The following is a short overview of some of the great things to do in Pittsburgh. Dr. Carl Kingsford has compiled a more comprehensive list of over 100 suggested activities that make Pittsburgh a great place to live.
Parks & Outdoor Activities
Often, visitors are amazed by the number and size of Pittsburgh’s green spaces. Schenley Park, pictured above, is a short walk from Carnegie Mellon’s main campus, and features a running track, soccer fields, tennis courts, an ice skating rink, public pool, and a frisbee golf course. Frick Park is a short bus ride away, and contains many miles of hiking trails where you will see many species of birds, including wild turkeys, in addition to foxes and deer.
Hiking is a popular year-round activity in the greater Pittsburgh area, which is rich with wooded trails. Pittsburgh has a rich biking community, and the Great Allegheny Passage and C&O Canal allow cyclists to bike all of the 335 miles from Pittsburgh to Washington, D.C. along trails.
Laurel Highlands, an area of the Applachian mountains approximately an hour’s drive away, contains many traditional mountain activities, from kayaking and whitewater rafting in the summer to skiing, snowboarding, and tubing in the winter. It also contains fallingwater, the Frank Lloyd Wright-designed house that is a landmark of 20th Century architecture and has been dubbed the “world’s most beautiful house” by the BBC.
Pittsburgh is home to several professional sports teams, including the Pirates (Major League Baseball), Penguins (National Hockey League), and Steelers (National Football League).

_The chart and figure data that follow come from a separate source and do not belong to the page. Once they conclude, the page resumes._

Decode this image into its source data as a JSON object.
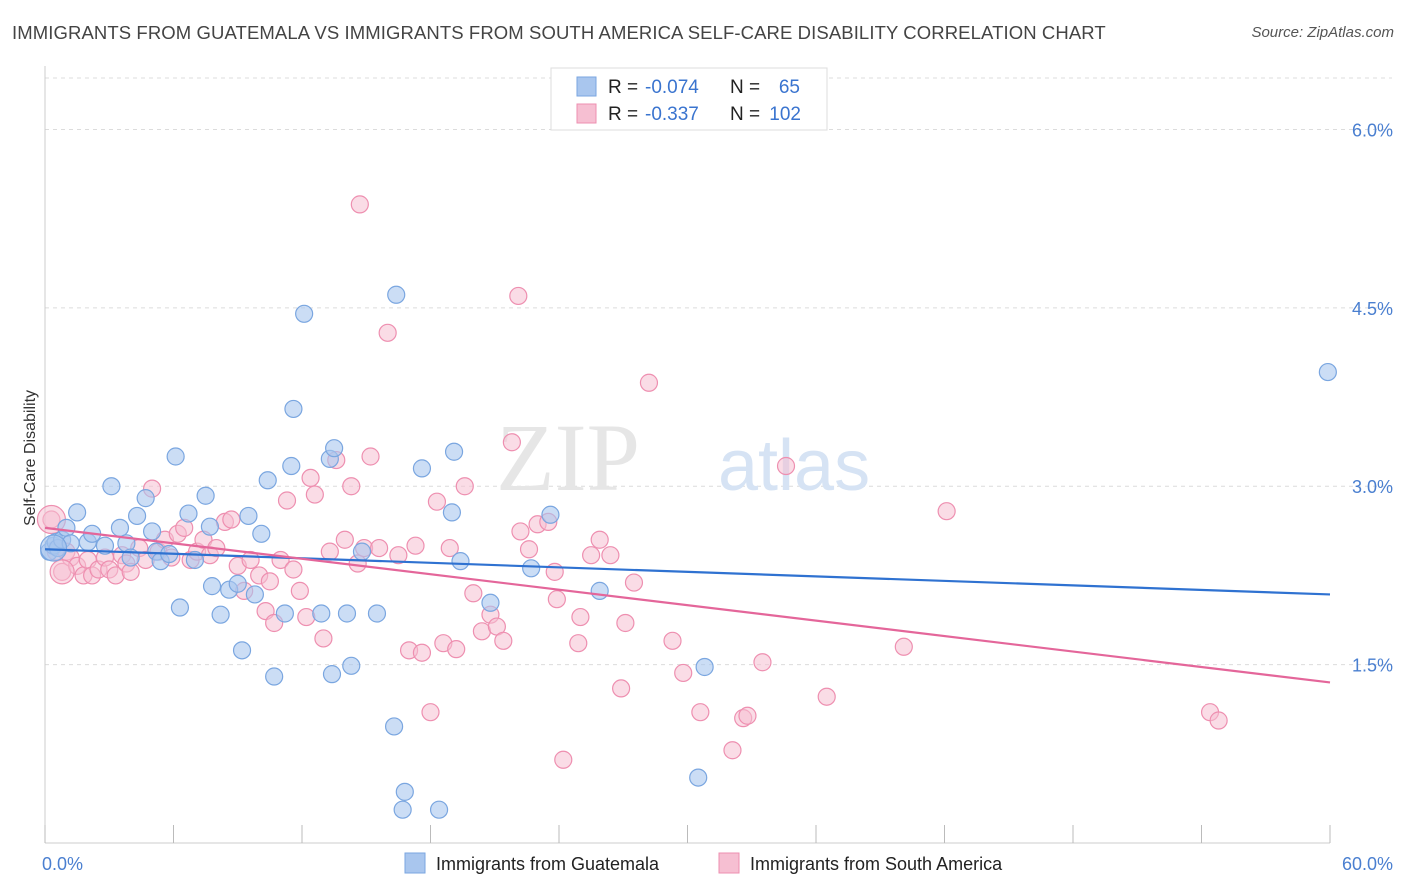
{
  "title": "IMMIGRANTS FROM GUATEMALA VS IMMIGRANTS FROM SOUTH AMERICA SELF-CARE DISABILITY CORRELATION CHART",
  "source": "Source: ZipAtlas.com",
  "watermark": {
    "zip": "ZIP",
    "atlas": "atlas"
  },
  "legend_top": [
    {
      "r_label": "R =",
      "r_value": "-0.074",
      "n_label": "N =",
      "n_value": "65"
    },
    {
      "r_label": "R =",
      "r_value": "-0.337",
      "n_label": "N =",
      "n_value": "102"
    }
  ],
  "colors": {
    "blue_fill": "#a9c6ee",
    "blue_stroke": "#7aa6e0",
    "blue_line": "#2f72d1",
    "pink_fill": "#f6bfd2",
    "pink_stroke": "#ee8fb0",
    "pink_line": "#e4669a",
    "tick_text": "#4a7fd0",
    "grid": "#dcdcdc"
  },
  "chart_data": {
    "type": "scatter",
    "title": "IMMIGRANTS FROM GUATEMALA VS IMMIGRANTS FROM SOUTH AMERICA SELF-CARE DISABILITY CORRELATION CHART",
    "xlabel": "",
    "ylabel": "Self-Care Disability",
    "xlim": [
      0,
      60
    ],
    "ylim": [
      0,
      6.5
    ],
    "x_tick_labels": [
      "0.0%",
      "60.0%"
    ],
    "y_tick_values": [
      1.5,
      3.0,
      4.5,
      6.0
    ],
    "y_tick_labels": [
      "1.5%",
      "3.0%",
      "4.5%",
      "6.0%"
    ],
    "grid": "horizontal dashed",
    "legend_position": "top-center",
    "series": [
      {
        "name": "Immigrants from Guatemala",
        "color": "#a9c6ee",
        "trend": {
          "x": [
            0,
            60
          ],
          "y": [
            2.47,
            2.09
          ]
        },
        "points": [
          [
            0.2,
            2.45
          ],
          [
            0.4,
            2.5
          ],
          [
            0.5,
            2.53
          ],
          [
            0.6,
            2.48
          ],
          [
            0.8,
            2.55
          ],
          [
            1.0,
            2.65
          ],
          [
            1.2,
            2.52
          ],
          [
            1.5,
            2.78
          ],
          [
            2.0,
            2.53
          ],
          [
            2.2,
            2.6
          ],
          [
            2.8,
            2.5
          ],
          [
            3.1,
            3.0
          ],
          [
            3.5,
            2.65
          ],
          [
            3.8,
            2.52
          ],
          [
            4.0,
            2.4
          ],
          [
            4.3,
            2.75
          ],
          [
            4.7,
            2.9
          ],
          [
            5.0,
            2.62
          ],
          [
            5.2,
            2.45
          ],
          [
            5.4,
            2.37
          ],
          [
            5.8,
            2.43
          ],
          [
            6.1,
            3.25
          ],
          [
            6.3,
            1.98
          ],
          [
            6.7,
            2.77
          ],
          [
            7.0,
            2.38
          ],
          [
            7.5,
            2.92
          ],
          [
            7.7,
            2.66
          ],
          [
            7.8,
            2.16
          ],
          [
            8.2,
            1.92
          ],
          [
            8.6,
            2.13
          ],
          [
            9.0,
            2.18
          ],
          [
            9.2,
            1.62
          ],
          [
            9.5,
            2.75
          ],
          [
            9.8,
            2.09
          ],
          [
            10.1,
            2.6
          ],
          [
            10.4,
            3.05
          ],
          [
            10.7,
            1.4
          ],
          [
            11.2,
            1.93
          ],
          [
            11.5,
            3.17
          ],
          [
            11.6,
            3.65
          ],
          [
            12.1,
            4.45
          ],
          [
            12.9,
            1.93
          ],
          [
            13.3,
            3.23
          ],
          [
            13.4,
            1.42
          ],
          [
            13.5,
            3.32
          ],
          [
            14.1,
            1.93
          ],
          [
            14.3,
            1.49
          ],
          [
            14.8,
            2.45
          ],
          [
            15.5,
            1.93
          ],
          [
            16.3,
            0.98
          ],
          [
            16.4,
            4.61
          ],
          [
            16.7,
            0.28
          ],
          [
            16.8,
            0.43
          ],
          [
            17.6,
            3.15
          ],
          [
            18.4,
            0.28
          ],
          [
            19.0,
            2.78
          ],
          [
            19.1,
            3.29
          ],
          [
            19.4,
            2.37
          ],
          [
            20.8,
            2.02
          ],
          [
            22.7,
            2.31
          ],
          [
            23.6,
            2.76
          ],
          [
            25.9,
            2.12
          ],
          [
            30.5,
            0.55
          ],
          [
            30.8,
            1.48
          ],
          [
            59.9,
            3.96
          ]
        ]
      },
      {
        "name": "Immigrants from South America",
        "color": "#f6bfd2",
        "trend": {
          "x": [
            0,
            60
          ],
          "y": [
            2.65,
            1.35
          ]
        },
        "points": [
          [
            0.3,
            2.72
          ],
          [
            0.5,
            2.45
          ],
          [
            0.8,
            2.28
          ],
          [
            1.0,
            2.45
          ],
          [
            1.2,
            2.4
          ],
          [
            1.5,
            2.33
          ],
          [
            1.8,
            2.25
          ],
          [
            2.0,
            2.38
          ],
          [
            2.2,
            2.25
          ],
          [
            2.5,
            2.3
          ],
          [
            2.8,
            2.4
          ],
          [
            3.0,
            2.3
          ],
          [
            3.3,
            2.25
          ],
          [
            3.6,
            2.42
          ],
          [
            3.8,
            2.35
          ],
          [
            4.0,
            2.28
          ],
          [
            4.4,
            2.48
          ],
          [
            4.7,
            2.38
          ],
          [
            5.0,
            2.98
          ],
          [
            5.3,
            2.45
          ],
          [
            5.6,
            2.55
          ],
          [
            5.9,
            2.4
          ],
          [
            6.2,
            2.6
          ],
          [
            6.5,
            2.65
          ],
          [
            6.8,
            2.38
          ],
          [
            7.1,
            2.45
          ],
          [
            7.4,
            2.55
          ],
          [
            7.7,
            2.42
          ],
          [
            8.0,
            2.48
          ],
          [
            8.4,
            2.7
          ],
          [
            8.7,
            2.72
          ],
          [
            9.0,
            2.33
          ],
          [
            9.3,
            2.12
          ],
          [
            9.6,
            2.38
          ],
          [
            10.0,
            2.25
          ],
          [
            10.3,
            1.95
          ],
          [
            10.5,
            2.2
          ],
          [
            10.7,
            1.85
          ],
          [
            11.0,
            2.38
          ],
          [
            11.3,
            2.88
          ],
          [
            11.6,
            2.3
          ],
          [
            11.9,
            2.12
          ],
          [
            12.2,
            1.9
          ],
          [
            12.4,
            3.07
          ],
          [
            12.6,
            2.93
          ],
          [
            13.0,
            1.72
          ],
          [
            13.3,
            2.45
          ],
          [
            13.6,
            3.22
          ],
          [
            14.0,
            2.55
          ],
          [
            14.3,
            3.0
          ],
          [
            14.6,
            2.35
          ],
          [
            14.9,
            2.48
          ],
          [
            15.2,
            3.25
          ],
          [
            15.6,
            2.48
          ],
          [
            16.0,
            4.29
          ],
          [
            16.5,
            2.42
          ],
          [
            17.0,
            1.62
          ],
          [
            17.3,
            2.5
          ],
          [
            17.6,
            1.6
          ],
          [
            18.0,
            1.1
          ],
          [
            18.3,
            2.87
          ],
          [
            18.6,
            1.68
          ],
          [
            18.9,
            2.48
          ],
          [
            19.2,
            1.63
          ],
          [
            19.6,
            3.0
          ],
          [
            20.0,
            2.1
          ],
          [
            20.4,
            1.78
          ],
          [
            20.8,
            1.92
          ],
          [
            21.1,
            1.82
          ],
          [
            21.4,
            1.7
          ],
          [
            21.8,
            3.37
          ],
          [
            22.2,
            2.62
          ],
          [
            22.6,
            2.47
          ],
          [
            23.0,
            2.68
          ],
          [
            23.5,
            2.7
          ],
          [
            23.9,
            2.05
          ],
          [
            24.2,
            0.7
          ],
          [
            24.9,
            1.68
          ],
          [
            25.0,
            1.9
          ],
          [
            25.5,
            2.42
          ],
          [
            25.9,
            2.55
          ],
          [
            26.4,
            2.42
          ],
          [
            26.9,
            1.3
          ],
          [
            27.1,
            1.85
          ],
          [
            27.5,
            2.19
          ],
          [
            28.2,
            3.87
          ],
          [
            29.3,
            1.7
          ],
          [
            29.8,
            1.43
          ],
          [
            30.6,
            1.1
          ],
          [
            32.1,
            0.78
          ],
          [
            32.6,
            1.05
          ],
          [
            32.8,
            1.07
          ],
          [
            33.5,
            1.52
          ],
          [
            34.6,
            3.17
          ],
          [
            36.5,
            1.23
          ],
          [
            40.1,
            1.65
          ],
          [
            42.1,
            2.79
          ],
          [
            54.4,
            1.1
          ],
          [
            54.8,
            1.03
          ],
          [
            22.1,
            4.6
          ],
          [
            23.8,
            2.28
          ],
          [
            14.7,
            5.37
          ]
        ]
      }
    ]
  },
  "bottom_legend": [
    {
      "label": "Immigrants from Guatemala"
    },
    {
      "label": "Immigrants from South America"
    }
  ]
}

These teams have combined for 16 total championships in their respective sports, culminating most recently with the 2017 Stanley Cup win by the Penguins, and earning Pittsburgh the nickname “City of Champions”.
All three of these professional sports wear black and gold at their sporting events, so it isn’t difficult to look like a native!
Pittsburgh has also hosted the U.S. Open at nearby Oakmont Country Club, most recently in 2016, and its Riverhounds compete in the United Soccer League.
Carnegie Mellon offers recreational leagues year round in a variety of sports, which are free of charge to university members. The Computational Biology Department competes in many leagues as “Stuck in Mitosis”.
The food scene in Pittsburgh has exploded in the past few years, with quite a few restaurants in short walking distance from CMU’s main campus.
Many of these restaurants, such as the French-themed Legume in Oakland, focus on a farm-to-table model, with locally sourced, organic ingredients. Others, such as the Argentinian street restaurant Gaucho in the Strip District, are greatly expanding the ethnic horizons of Pittsburgh’s culinary palette.
Pittsburgh has a longstanding history of philanthropy, with its wealthiest residents making large monetary gifts to finance the arts. This is present in the many museums and concert halls that are found throughout Pittsburgh.